I stood in the meager shade of the mast. The wind from the south toyed with my hair and made the sea shimmer. It was foolish to worry, I told myself. The map wouldn’t work. No matter what my father believed.
Then the door to the captain’s cabin creaked open, and he emerged. I stood up straight as Bee stepped aside and Slate took the wheel, staring out over the bow. I stared too, watching for fog and seeing none. My hand returned to the pearl at my throat.
Kashmir elbowed me, and I let out the breath I hadn’t known I was holding. I elbowed him back, so glad he was near. Because in the back of my mind, I did not doubt the map, after all.
“So, what do you think? Combien de temps jusqu’a ce qu’il renonce?” Kash said, glancing at Slate. “How long until he gives up?” Kashmir had come to the ship with a solid grasp of a handful of languages; I had taught him how to read, and in return, he’d taught me French, so he could make private jokes in public. “Les jours? Les semaines?”
“Oh, weeks, definitely,” I answered with forced levity. “He’ll stare at the horizon until he drops, then wake up and try again tomorrow. We’re in for a long wait.”
“Ah, well.” Kash folded his arms and looked over the rail into the water; it was a deep jade, a shade darker than his eyes. “Rotgut tells me you can catch lobsters here.”
“He told me too. He’s very excited.”
“He’s always excited when it comes to food,” Kash said.
“Can you blame him? He was a monk before he was a cook.”
“Speaking of food, are you hungry for breakfast? There’s cold pizza in the galley. Unless Rotgut’s eaten it all.”
I laughed. “Not yet, but I’m glad we’re stocked up in case he has us drifting for . . .” I turned to point my chin at the captain, and saw his eyes. They were faraway and focused on something else, something on the horizon, something the rest of us couldn’t see.
The words lodged in my throat as I followed his gaze. The fog had come just off the bow, pale and shimmering like organza. Behind us, New York’s hazy coast had evaporated like dew. For moment, the whole world was still and my blood rushed loud in my ears. Then the wind picked up again, in a different direction, twisting my curls past my face and bringing a new scent, sweet as milk after the briny breeze that raced along the shores of Long Island. The mist was melting away as quickly as it had appeared, revealing a wide sea the color of cobalt.
The map had worked.
MAP TO COME
My thoughts scattered like chipped ice, and my vision blackened at the edges, as though I was staring through a spyglass. For a moment, I thought the Pacific Ocean would be the last thing I ever saw. Then warm hands gripped my arms, and I sagged against Kashmir’s chest, my breath burning in my lungs.

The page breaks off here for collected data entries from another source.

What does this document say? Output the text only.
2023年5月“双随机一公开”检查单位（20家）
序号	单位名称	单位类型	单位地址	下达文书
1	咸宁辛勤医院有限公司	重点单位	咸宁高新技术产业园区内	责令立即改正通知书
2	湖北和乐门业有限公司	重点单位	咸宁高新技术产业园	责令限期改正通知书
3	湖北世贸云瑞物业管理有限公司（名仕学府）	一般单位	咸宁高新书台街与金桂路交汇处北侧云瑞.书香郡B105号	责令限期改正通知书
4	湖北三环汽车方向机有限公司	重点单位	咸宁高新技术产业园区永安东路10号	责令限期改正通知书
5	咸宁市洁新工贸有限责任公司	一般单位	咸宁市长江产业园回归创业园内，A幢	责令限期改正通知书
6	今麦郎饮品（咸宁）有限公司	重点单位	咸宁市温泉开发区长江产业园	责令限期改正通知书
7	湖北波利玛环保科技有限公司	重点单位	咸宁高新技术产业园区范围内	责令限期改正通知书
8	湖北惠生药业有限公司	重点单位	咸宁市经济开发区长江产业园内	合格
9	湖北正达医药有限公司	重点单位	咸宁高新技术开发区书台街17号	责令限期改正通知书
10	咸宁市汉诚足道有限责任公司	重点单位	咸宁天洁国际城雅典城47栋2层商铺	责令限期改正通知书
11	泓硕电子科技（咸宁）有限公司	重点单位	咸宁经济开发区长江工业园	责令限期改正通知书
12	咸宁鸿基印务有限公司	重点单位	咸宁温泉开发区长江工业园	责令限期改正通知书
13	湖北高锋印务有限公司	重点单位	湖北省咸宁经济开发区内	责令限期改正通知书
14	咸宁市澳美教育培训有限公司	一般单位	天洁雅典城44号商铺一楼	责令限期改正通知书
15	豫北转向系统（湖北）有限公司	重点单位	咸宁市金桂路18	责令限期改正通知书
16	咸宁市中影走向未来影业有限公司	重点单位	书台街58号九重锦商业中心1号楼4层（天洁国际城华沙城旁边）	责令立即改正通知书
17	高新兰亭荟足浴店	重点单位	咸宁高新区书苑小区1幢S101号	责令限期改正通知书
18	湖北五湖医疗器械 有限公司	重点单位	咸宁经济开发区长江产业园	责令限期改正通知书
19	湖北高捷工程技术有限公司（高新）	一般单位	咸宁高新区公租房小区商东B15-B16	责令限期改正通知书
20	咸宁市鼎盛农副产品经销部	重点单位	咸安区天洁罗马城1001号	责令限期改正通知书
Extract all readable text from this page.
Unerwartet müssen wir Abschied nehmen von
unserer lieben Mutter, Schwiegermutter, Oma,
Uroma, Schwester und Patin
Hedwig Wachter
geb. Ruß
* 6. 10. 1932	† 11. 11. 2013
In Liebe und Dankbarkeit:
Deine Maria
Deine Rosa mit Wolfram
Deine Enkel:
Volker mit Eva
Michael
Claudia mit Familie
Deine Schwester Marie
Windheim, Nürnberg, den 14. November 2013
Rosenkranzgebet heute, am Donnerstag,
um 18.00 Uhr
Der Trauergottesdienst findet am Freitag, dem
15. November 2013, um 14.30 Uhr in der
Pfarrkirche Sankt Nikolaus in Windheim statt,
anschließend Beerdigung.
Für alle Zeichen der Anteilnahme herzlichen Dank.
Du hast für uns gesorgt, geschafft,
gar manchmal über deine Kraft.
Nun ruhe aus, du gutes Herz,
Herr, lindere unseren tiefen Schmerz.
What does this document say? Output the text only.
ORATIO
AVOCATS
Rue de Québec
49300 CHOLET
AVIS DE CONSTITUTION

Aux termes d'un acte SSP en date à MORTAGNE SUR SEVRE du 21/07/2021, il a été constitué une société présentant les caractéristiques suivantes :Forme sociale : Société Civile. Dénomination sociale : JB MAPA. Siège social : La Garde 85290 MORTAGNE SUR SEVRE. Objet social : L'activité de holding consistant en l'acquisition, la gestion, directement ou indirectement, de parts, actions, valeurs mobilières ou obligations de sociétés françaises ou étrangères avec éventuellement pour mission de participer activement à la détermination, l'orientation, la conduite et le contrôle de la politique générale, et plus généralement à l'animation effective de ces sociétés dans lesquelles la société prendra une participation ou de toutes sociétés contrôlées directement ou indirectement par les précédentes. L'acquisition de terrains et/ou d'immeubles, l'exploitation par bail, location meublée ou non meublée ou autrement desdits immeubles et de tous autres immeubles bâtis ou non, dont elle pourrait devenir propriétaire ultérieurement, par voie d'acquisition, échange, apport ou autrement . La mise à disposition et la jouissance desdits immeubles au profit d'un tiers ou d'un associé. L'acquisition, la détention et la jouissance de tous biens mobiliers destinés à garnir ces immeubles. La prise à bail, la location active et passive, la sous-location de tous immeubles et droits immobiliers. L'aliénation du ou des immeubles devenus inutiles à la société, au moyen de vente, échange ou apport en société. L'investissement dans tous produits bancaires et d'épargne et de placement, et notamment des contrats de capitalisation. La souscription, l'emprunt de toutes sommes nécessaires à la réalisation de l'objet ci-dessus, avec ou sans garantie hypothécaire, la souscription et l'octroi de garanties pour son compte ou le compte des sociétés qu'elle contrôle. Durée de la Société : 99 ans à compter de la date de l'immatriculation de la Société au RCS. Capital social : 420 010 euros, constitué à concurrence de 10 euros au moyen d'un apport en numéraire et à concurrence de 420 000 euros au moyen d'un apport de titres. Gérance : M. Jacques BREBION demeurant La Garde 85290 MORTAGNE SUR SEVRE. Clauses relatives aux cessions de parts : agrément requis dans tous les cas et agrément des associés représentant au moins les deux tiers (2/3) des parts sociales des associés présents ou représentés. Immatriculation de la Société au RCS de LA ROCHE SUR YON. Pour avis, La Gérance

“Amira?” He lifted my chin and I focused on his eyes, seeing fear there for the first time since the day he’d come aboard.
“I’m fine.” I locked my knees and pushed against him, trying to find my footing. Then I ran my hands over my arms, as if to reassure myself I was still here. “I’m fine.”
“Land to starboard!” Rotgut called from his perch. “Steamer aways aft.”
I dragged in a gulp of air and shaded my eyes. I could barely make out a smudge of lead gray that would, within a few hours, resolve itself into a string of islands, as Rotgut had said, away off starboard: the one place and time in the world I didn’t want to visit.
It had been so easy. Almost as if we were welcome here.
“Make ready!” Bee reminded us as she hauled at the halyard, raising our sails. The Temptation creaked as she swung around and caught the following wind.
“Right,” I said aloud, as much to shake myself into action as to answer her. “Nineteenth century, nineteenth century, ah, running lights.” The thoughts were coming slow, but they were coming. By 1850, both the United States and the United Kingdom had mandated colored signal lamps aboard ship. We were along a major shipping route, after all; the steamship puffing away south and east of our position was not the only other ship we’d see today.
I lurched into motion, my legs like wood, fetching the lamps we’d removed for our trip to Calcutta—too modern for that era—the red and green glass for port and starboard sides, as well as the clear white lamps for the top of the mainmast and the tip of the bowsprit.
I handed three of the four off to Kash, who climbed the mast and ran the lanterns out to the ends of the yards. I took the one for the prow, clipped it to the rope, and hoisted it out over the water, where it led the way to the island where I was born . . . or would be born, or would have been born, depending, of course, on the map.